For both projects, we used Quality Center (HPs ALM solution was called that back then). Both projects started with test data in mind, and that is what we used as a starting point for our tests. We selected our test data to a set of criteria, wrote the criteria down on the test case title summarizing the business need for that particular data type. And as test steps, we used Quality Center's concept of test templates - a reusable set of steps that described the processes the two teams were running on a high level, same for every single test case.
Thus our test cases were titles, with template test checklists to help us analyze and reprioritize our work. Same looking tests on first week could take a day, and later in the cycle, we could spend 15 minutes. The test case looked same, but we used it different, to explore.
On one of the two projects, they had a history of writing test cases where steps also described the detail, and were concerned that giving those up may mean they forget to cover something as the information of changes isn't easy to pass around for a whole group doing acceptance testing. So we split out weeks into two first where we used the "old style" detailed tests and two latter where we used the new style. We found all problems during the latter two weeks, but in general, the software contractor had done a really great job with regards to their testing and the numbers of bugs we had to deal with were record low.
Organization 2: Product testing with Reluctant Developers
The second example is from an organization I joined as their first and only test specialist. With their project manager's leadership, they had figured out writing test cases into word documents, one for each major area of the product. Tracking that the test cases were completed was central to the way they tested amongst the group of developers. Automation, on unit or system level, was not a thing yet for them.
As I joined, the project manager wanted me to start creating test case documents like they had, improving them, and had ideas of how many test cases they would expect me to complete every day.
Sampling one of the existing test specifications, it had 39 pages, 46 test cases, and 3 pieces of relevant information I could not figure out without reading the text based on commonly available knowledge.
I made a deal with the project manager to write down structured notes while I tested, and we got to a place where I was trusted with testing, reluctant developers were trusted to test with me, and the test cases went away. Instead we used checklists of features to remind us what could be checked to design tests in the moment with regards to what the changes to the system were.
Organization 3: Product testing with certification requirements
The third example is from an organization with a history of writing test cases that are traced back to requirements. Test cases are stepwise instructions.
The change I introduced was to have two kinds of test cases: [Scenario] and [Feature]. Scenarios are what we use to test with and leave a lot of room for what exactly needs to be verified. Same test could be a week or an hour. For Scenarios, the steps are features as checklist - what features are part of that user journey. When we feel we need a reminder of how-to see a basic, sunny day scenario of a feature to remember what testing starts from, that is where Feature tests come in. The guideline was to write down only what wasn't obvious and keep instructions concise. There can be a feature test, without any steps at all. Steps are optional.

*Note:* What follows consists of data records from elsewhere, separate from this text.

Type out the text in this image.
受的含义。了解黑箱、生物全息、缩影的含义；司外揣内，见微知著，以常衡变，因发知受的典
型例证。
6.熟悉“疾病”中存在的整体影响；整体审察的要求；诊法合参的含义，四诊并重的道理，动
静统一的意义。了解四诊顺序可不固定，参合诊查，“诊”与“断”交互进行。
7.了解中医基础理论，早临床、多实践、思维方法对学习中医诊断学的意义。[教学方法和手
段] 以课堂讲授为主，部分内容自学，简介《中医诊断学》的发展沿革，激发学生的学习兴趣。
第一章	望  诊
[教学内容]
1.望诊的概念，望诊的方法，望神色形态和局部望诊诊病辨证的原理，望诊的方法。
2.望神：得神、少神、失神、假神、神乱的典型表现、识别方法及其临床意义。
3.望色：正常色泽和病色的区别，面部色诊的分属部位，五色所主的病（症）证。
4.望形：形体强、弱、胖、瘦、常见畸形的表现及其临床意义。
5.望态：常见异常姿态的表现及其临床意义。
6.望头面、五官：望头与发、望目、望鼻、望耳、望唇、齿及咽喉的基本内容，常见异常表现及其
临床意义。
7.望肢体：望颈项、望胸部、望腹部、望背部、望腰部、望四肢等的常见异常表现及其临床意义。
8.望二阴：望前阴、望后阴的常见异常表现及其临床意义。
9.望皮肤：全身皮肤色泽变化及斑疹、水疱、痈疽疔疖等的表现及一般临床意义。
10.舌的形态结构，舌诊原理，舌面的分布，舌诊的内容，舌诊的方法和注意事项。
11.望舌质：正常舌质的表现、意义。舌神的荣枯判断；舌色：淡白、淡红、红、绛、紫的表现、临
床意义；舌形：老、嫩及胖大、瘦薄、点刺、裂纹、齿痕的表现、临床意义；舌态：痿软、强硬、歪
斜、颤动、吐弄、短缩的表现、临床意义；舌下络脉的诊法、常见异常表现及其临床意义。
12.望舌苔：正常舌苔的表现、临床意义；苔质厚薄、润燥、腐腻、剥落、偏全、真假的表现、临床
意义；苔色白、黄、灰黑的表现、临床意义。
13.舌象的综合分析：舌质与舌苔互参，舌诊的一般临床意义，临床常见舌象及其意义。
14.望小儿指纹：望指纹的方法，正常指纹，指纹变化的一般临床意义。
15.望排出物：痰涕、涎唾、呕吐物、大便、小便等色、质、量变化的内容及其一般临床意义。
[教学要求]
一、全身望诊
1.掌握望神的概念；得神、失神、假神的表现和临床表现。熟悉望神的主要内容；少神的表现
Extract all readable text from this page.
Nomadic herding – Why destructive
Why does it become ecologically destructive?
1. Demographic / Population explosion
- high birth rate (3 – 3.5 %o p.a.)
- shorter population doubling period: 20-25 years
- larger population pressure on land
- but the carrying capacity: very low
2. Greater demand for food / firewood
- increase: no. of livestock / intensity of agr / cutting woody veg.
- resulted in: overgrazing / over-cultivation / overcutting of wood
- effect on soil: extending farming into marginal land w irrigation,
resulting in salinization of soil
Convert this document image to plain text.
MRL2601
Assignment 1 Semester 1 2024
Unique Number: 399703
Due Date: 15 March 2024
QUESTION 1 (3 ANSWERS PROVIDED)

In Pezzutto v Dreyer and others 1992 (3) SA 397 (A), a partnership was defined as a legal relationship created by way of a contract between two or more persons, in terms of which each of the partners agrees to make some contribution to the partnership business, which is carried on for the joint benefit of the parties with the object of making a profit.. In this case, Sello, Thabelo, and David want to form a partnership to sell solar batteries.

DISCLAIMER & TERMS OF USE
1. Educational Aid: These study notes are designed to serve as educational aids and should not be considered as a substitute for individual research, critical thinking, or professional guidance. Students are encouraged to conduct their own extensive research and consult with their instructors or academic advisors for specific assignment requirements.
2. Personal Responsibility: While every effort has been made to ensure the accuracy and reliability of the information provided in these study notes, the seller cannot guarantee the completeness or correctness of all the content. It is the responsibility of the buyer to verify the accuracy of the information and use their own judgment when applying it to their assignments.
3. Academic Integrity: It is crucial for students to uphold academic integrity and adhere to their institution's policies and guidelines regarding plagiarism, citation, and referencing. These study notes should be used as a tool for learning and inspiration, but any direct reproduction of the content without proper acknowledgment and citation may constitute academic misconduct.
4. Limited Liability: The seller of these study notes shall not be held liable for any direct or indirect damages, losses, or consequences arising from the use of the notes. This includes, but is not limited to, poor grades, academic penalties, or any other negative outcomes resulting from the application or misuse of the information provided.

Clearly, the test cases don't describe all the testing that takes place. But they describe seeing that what we promised that would be there, is there, and help us remember and pass on the information of how to see a feature in action.
The Problems Test Cases Hide
Test cases can lead people into thinking that when they've done what they designed to do - the test cases - they are done testing. But testing does not work that way. The ways software can fail are versatile and surprising. And we care about results - information and bugs - over the documentation.
Too much openness does not suite most of us. But too much prescription suites us even worse. And if prescription is something we want to invest in, automation is a great way of documenting in a prescribed manner.